GRANDES PRIMEIROS PASSOS DE UMA PROMISSORA CAMINHADA

Publicação: 03/10/2019

Por Cadu Villaça, Diretor Técnico do Conepe

As publicações do MAPA neste dia 03 de outubro do Edital para obtenção de Autorização de Pesca de Atuns com a modalidade de Cardume Associado e da IN 44 dispondo sobre critérios para definição de Portos Obrigatórios de Desembarque para os atuns e afins no território brasileiro representam grandes avanços, merecendo nosso destaque e aplauso.

O Edital reflete texto amadurecido em algumas reuniões do extinto CPG Atuns e Afins. Agora é importante que nossos armadores, indústrias e todos envolvidos na captura, industrialização e comércio destes recursos internalizem a formalização e a adequação das produções nesta modalidade ao licenciamento previsto na Portaria 59-A/2018 PR-MMA.
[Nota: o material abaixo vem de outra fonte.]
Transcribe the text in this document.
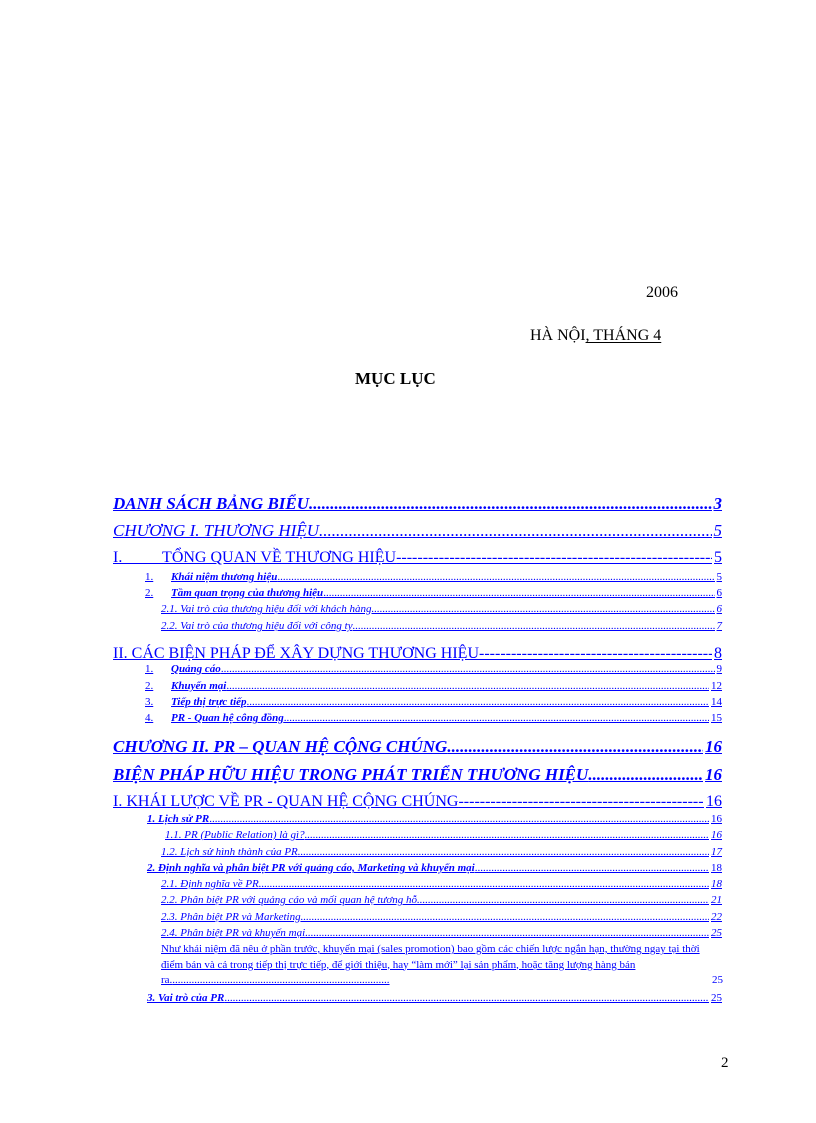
2006
HÀ NỘI, THÁNG 4
MỤC LỤC
DANH SÁCH BẢNG BIỂU .....	3
CHƯƠNG I. THƯƠNG HIỆU .....	5
I.          TỔNG QUAN VỀ THƯƠNG HIỆU -----	5
1.	Khái niệm thương hiệu .....	5
2.	Tầm quan trọng của thương hiệu .....	6
2.1. Vai trò của thương hiệu đối với khách hàng .....	6
2.2. Vai trò của thương hiệu đối với công ty .....	7
II. CÁC BIỆN PHÁP ĐỂ XÂY DỰNG THƯƠNG HIỆU -----	8
1.	Quảng cáo .....	9
2.	Khuyến mại .....	12
3.	Tiếp thị trực tiếp .....	14
4.	PR - Quan hệ công đồng .....	15
CHƯƠNG II. PR – QUAN HỆ CỘNG CHÚNG .....	16
BIỆN PHÁP HỮU HIỆU TRONG PHÁT TRIỂN THƯƠNG HIỆU .....	16
I. KHÁI LƯỢC VỀ PR - QUAN HỆ CỘNG CHÚNG -----	16
1. Lịch sử PR .....	16
1.1. PR (Public Relation) là gì? .....	16
1.2. Lịch sử hình thành của PR .....	17
2. Định nghĩa và phân biệt PR với quảng cáo, Marketing và khuyến mại .....	18
2.1. Định nghĩa về PR .....	18
2.2. Phân biệt PR với quảng cáo và mối quan hệ tương hỗ .....	21
2.3. Phân biệt PR và Marketing .....	22
2.4. Phân biệt PR và khuyến mại .....	25
Như khái niệm đã nêu ở phần trước, khuyến mại (sales promotion) bao gồm các chiến lược ngắn hạn, thường ngay tại thời điểm bán và cả trong tiếp thị trực tiếp, để giới thiệu, hay “làm mới” lại sản phẩm, hoặc tăng lượng hàng bán ra................................................................................	25
3. Vai trò của PR .....	25
2
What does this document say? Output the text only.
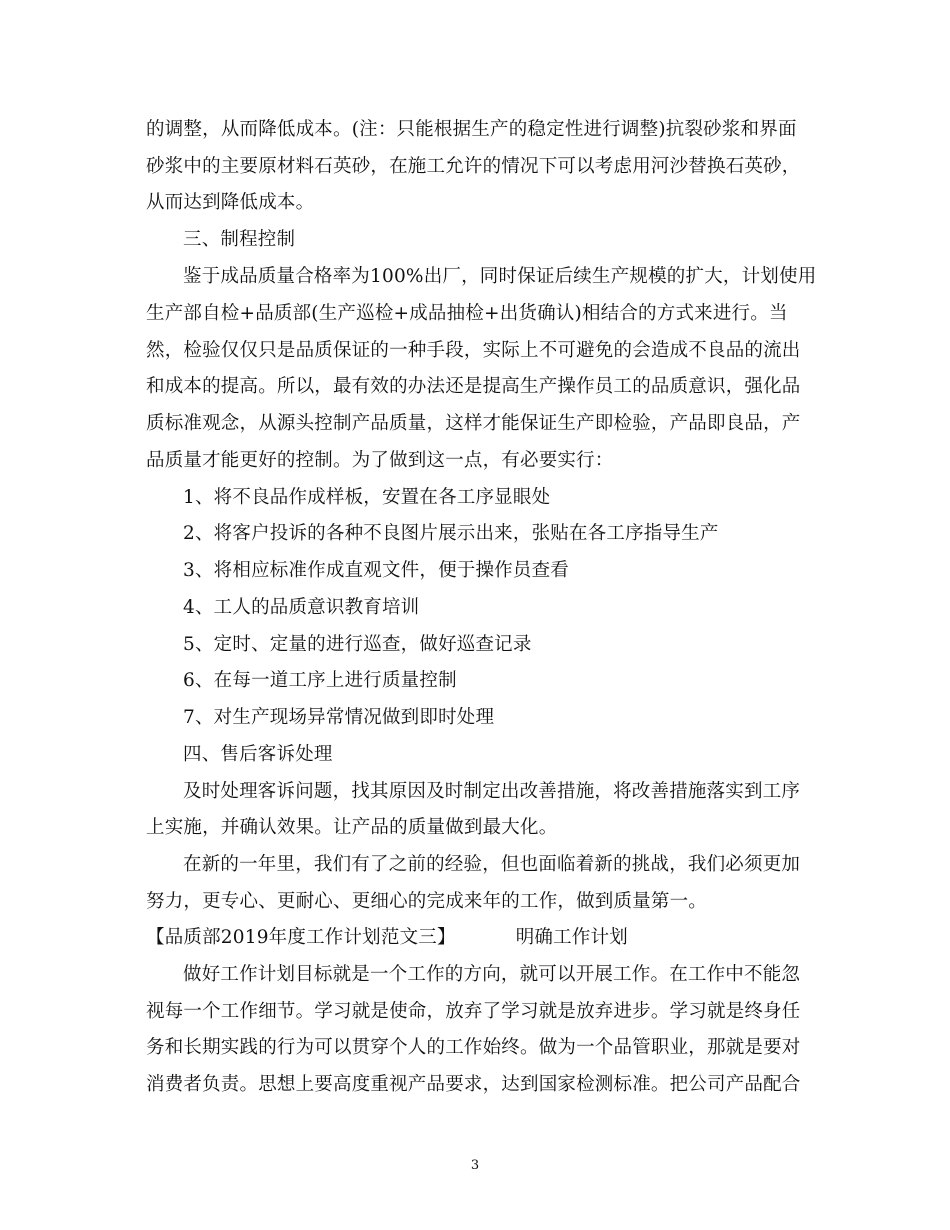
的调整，从而降低成本。(注：只能根据生产的稳定性进行调整)抗裂砂浆和界面
砂浆中的主要原材料石英砂，在施工允许的情况下可以考虑用河沙替换石英砂，
从而达到降低成本。
三、制程控制
鉴于成品质量合格率为100%出厂，同时保证后续生产规模的扩大，计划使用
生产部自检+品质部(生产巡检+成品抽检+出货确认)相结合的方式来进行。当
然，检验仅仅只是品质保证的一种手段，实际上不可避免的会造成不良品的流出
和成本的提高。所以，最有效的办法还是提高生产操作员工的品质意识，强化品
质标准观念，从源头控制产品质量，这样才能保证生产即检验，产品即良品，产
品质量才能更好的控制。为了做到这一点，有必要实行：
1、将不良品作成样板，安置在各工序显眼处
2、将客户投诉的各种不良图片展示出来，张贴在各工序指导生产
3、将相应标准作成直观文件，便于操作员查看
4、工人的品质意识教育培训
5、定时、定量的进行巡查，做好巡查记录
6、在每一道工序上进行质量控制
7、对生产现场异常情况做到即时处理
四、售后客诉处理
及时处理客诉问题，找其原因及时制定出改善措施，将改善措施落实到工序
上实施，并确认效果。让产品的质量做到最大化。
在新的一年里，我们有了之前的经验，但也面临着新的挑战，我们必须更加
努力，更专心、更耐心、更细心的完成来年的工作，做到质量第一。
【品质部2019年度工作计划范文三】	明确工作计划
做好工作计划目标就是一个工作的方向，就可以开展工作。在工作中不能忽
视每一个工作细节。学习就是使命，放弃了学习就是放弃进步。学习就是终身任
务和长期实践的行为可以贯穿个人的工作始终。做为一个品管职业，那就是要对
消费者负责。思想上要高度重视产品要求，达到国家检测标准。把公司产品配合
3
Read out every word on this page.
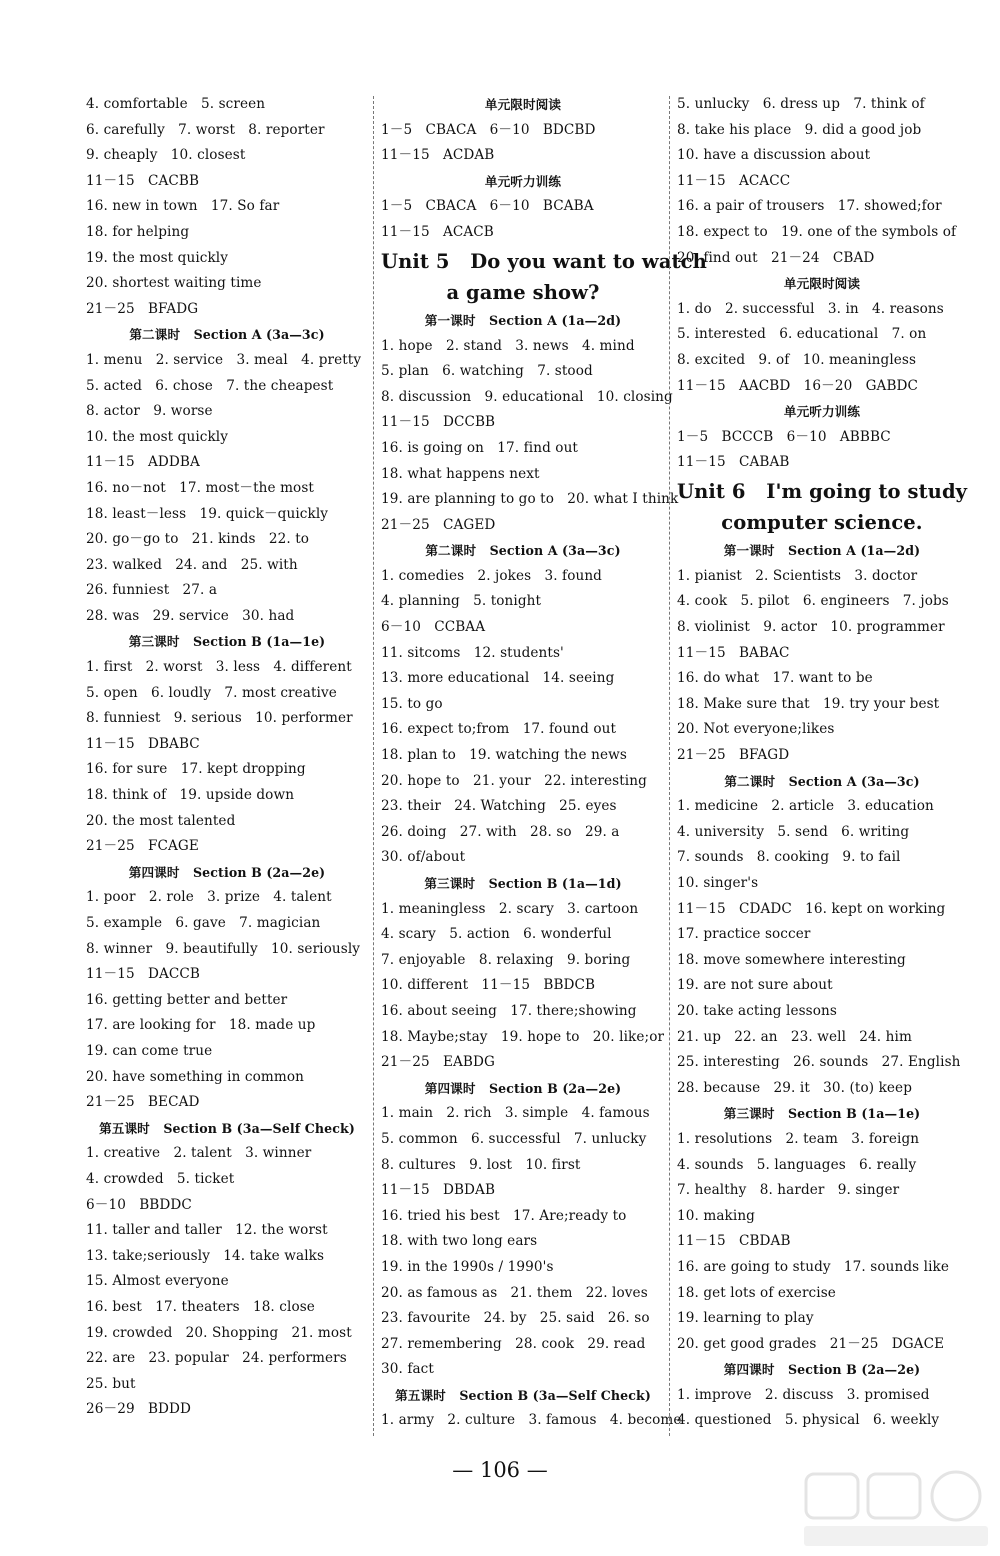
4. comfortable   5. screen
6. carefully   7. worst   8. reporter
9. cheaply   10. closest
11－15   CACBB
16. new in town   17. So far
18. for helping
19. the most quickly
20. shortest waiting time
21－25   BFADG
第二课时   Section A (3a—3c)
1. menu   2. service   3. meal   4. pretty
5. acted   6. chose   7. the cheapest
8. actor   9. worse
10. the most quickly
11－15   ADDBA
16. no－not   17. most－the most
18. least－less   19. quick－quickly
20. go－go to   21. kinds   22. to
23. walked   24. and   25. with
26. funniest   27. a
28. was   29. service   30. had
第三课时   Section B (1a—1e)
1. first   2. worst   3. less   4. different
5. open   6. loudly   7. most creative
8. funniest   9. serious   10. performer
11－15   DBABC
16. for sure   17. kept dropping
18. think of   19. upside down
20. the most talented
21－25   FCAGE
第四课时   Section B (2a—2e)
1. poor   2. role   3. prize   4. talent
5. example   6. gave   7. magician
8. winner   9. beautifully   10. seriously
11－15   DACCB
16. getting better and better
17. are looking for   18. made up
19. can come true
20. have something in common
21－25   BECAD
第五课时   Section B (3a—Self Check)
1. creative   2. talent   3. winner
4. crowded   5. ticket
6－10   BBDDC
11. taller and taller   12. the worst
13. take;seriously   14. take walks
15. Almost everyone
16. best   17. theaters   18. close
19. crowded   20. Shopping   21. most
22. are   23. popular   24. performers
25. but
26－29   BDDD
单元限时阅读
1－5   CBACA   6－10   BDCBD
11－15   ACDAB
单元听力训练
1－5   CBACA   6－10   BCABA
11－15   ACACB
Unit 5   Do you want to watch
a game show?
第一课时   Section A (1a—2d)
1. hope   2. stand   3. news   4. mind
5. plan   6. watching   7. stood
8. discussion   9. educational   10. closing
11－15   DCCBB
16. is going on   17. find out
18. what happens next
19. are planning to go to   20. what I think
21－25   CAGED
第二课时   Section A (3a—3c)
1. comedies   2. jokes   3. found
4. planning   5. tonight
6－10   CCBAA
11. sitcoms   12. students'
13. more educational   14. seeing
15. to go
16. expect to;from   17. found out
18. plan to   19. watching the news
20. hope to   21. your   22. interesting
23. their   24. Watching   25. eyes
26. doing   27. with   28. so   29. a
30. of/about
第三课时   Section B (1a—1d)
1. meaningless   2. scary   3. cartoon
4. scary   5. action   6. wonderful
7. enjoyable   8. relaxing   9. boring
10. different   11－15   BBDCB
16. about seeing   17. there;showing
18. Maybe;stay   19. hope to   20. like;or
21－25   EABDG
第四课时   Section B (2a—2e)
1. main   2. rich   3. simple   4. famous
5. common   6. successful   7. unlucky
8. cultures   9. lost   10. first
11－15   DBDAB
16. tried his best   17. Are;ready to
18. with two long ears
19. in the 1990s / 1990's
20. as famous as   21. them   22. loves
23. favourite   24. by   25. said   26. so
27. remembering   28. cook   29. read
30. fact
第五课时   Section B (3a—Self Check)
1. army   2. culture   3. famous   4. become
5. unlucky   6. dress up   7. think of
8. take his place   9. did a good job
10. have a discussion about
11－15   ACACC
16. a pair of trousers   17. showed;for
18. expect to   19. one of the symbols of
20. find out   21－24   CBAD
单元限时阅读
1. do   2. successful   3. in   4. reasons
5. interested   6. educational   7. on
8. excited   9. of   10. meaningless
11－15   AACBD   16－20   GABDC
单元听力训练
1－5   BCCCB   6－10   ABBBC
11－15   CABAB
Unit 6   I'm going to study
computer science.
第一课时   Section A (1a—2d)
1. pianist   2. Scientists   3. doctor
4. cook   5. pilot   6. engineers   7. jobs
8. violinist   9. actor   10. programmer
11－15   BABAC
16. do what   17. want to be
18. Make sure that   19. try your best
20. Not everyone;likes
21－25   BFAGD
第二课时   Section A (3a—3c)
1. medicine   2. article   3. education
4. university   5. send   6. writing
7. sounds   8. cooking   9. to fail
10. singer's
11－15   CDADC   16. kept on working
17. practice soccer
18. move somewhere interesting
19. are not sure about
20. take acting lessons
21. up   22. an   23. well   24. him
25. interesting   26. sounds   27. English
28. because   29. it   30. (to) keep
第三课时   Section B (1a—1e)
1. resolutions   2. team   3. foreign
4. sounds   5. languages   6. really
7. healthy   8. harder   9. singer
10. making
11－15   CBDAB
16. are going to study   17. sounds like
18. get lots of exercise
19. learning to play
20. get good grades   21－25   DGACE
第四课时   Section B (2a—2e)
1. improve   2. discuss   3. promised
4. questioned   5. physical   6. weekly
— 106 —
É fundamental a migração da autorização de pesca dos já licenciados em espinhel, linha de fundo e outras modalidades para essa nova autorização, assim como a obtenção de licenças iniciais nesta modalidade aos que agora ingressam ou investem em construções. Dessa forma, haverá alocação de produção às “linhas de permissionamento” regulamentadas e consequências na formalidade e no entendimento do padrão de exploração destas espécies pela sociedade e autoridades brasileiras. Ainda, será possível prestar informações cada vez mais fidedignas e subsidiárias à International Commission for the Conservation of Atlantic Tunas (ICCAT).

Talvez mais impactante, entretanto, seja a IN 44, pois ela inicia um movimento inédito e exemplar de fixar pontos de desembarque. A IN 44 orienta que toda a produção do cardume associado seja dirigidas a Portos ou trapiches cadastrados e registrados, os quais, sendo estabelecidos com Serviço de Inspeção Federal (SIF) ou relacionados, devem atender às prerrogativas sanitárias e fiscalizatórias do Decreto 9013/2017, um novo Regulamento Técnico de Identidade e Qualidade (RTIQ).

Há uma enorme responsabilidade e compromisso do estabelecimento e seus responsáveis com atributos de ordem Sanitária neste Decreto, distribuído nos vários Títulos, Capítulos e Artigos do RTIQ. Ao solicitar o credenciamento de seu trapiche como um Ponto Oficial de descarga é importante que o solicitante atente para todas as implicações e deveres que está assumindo.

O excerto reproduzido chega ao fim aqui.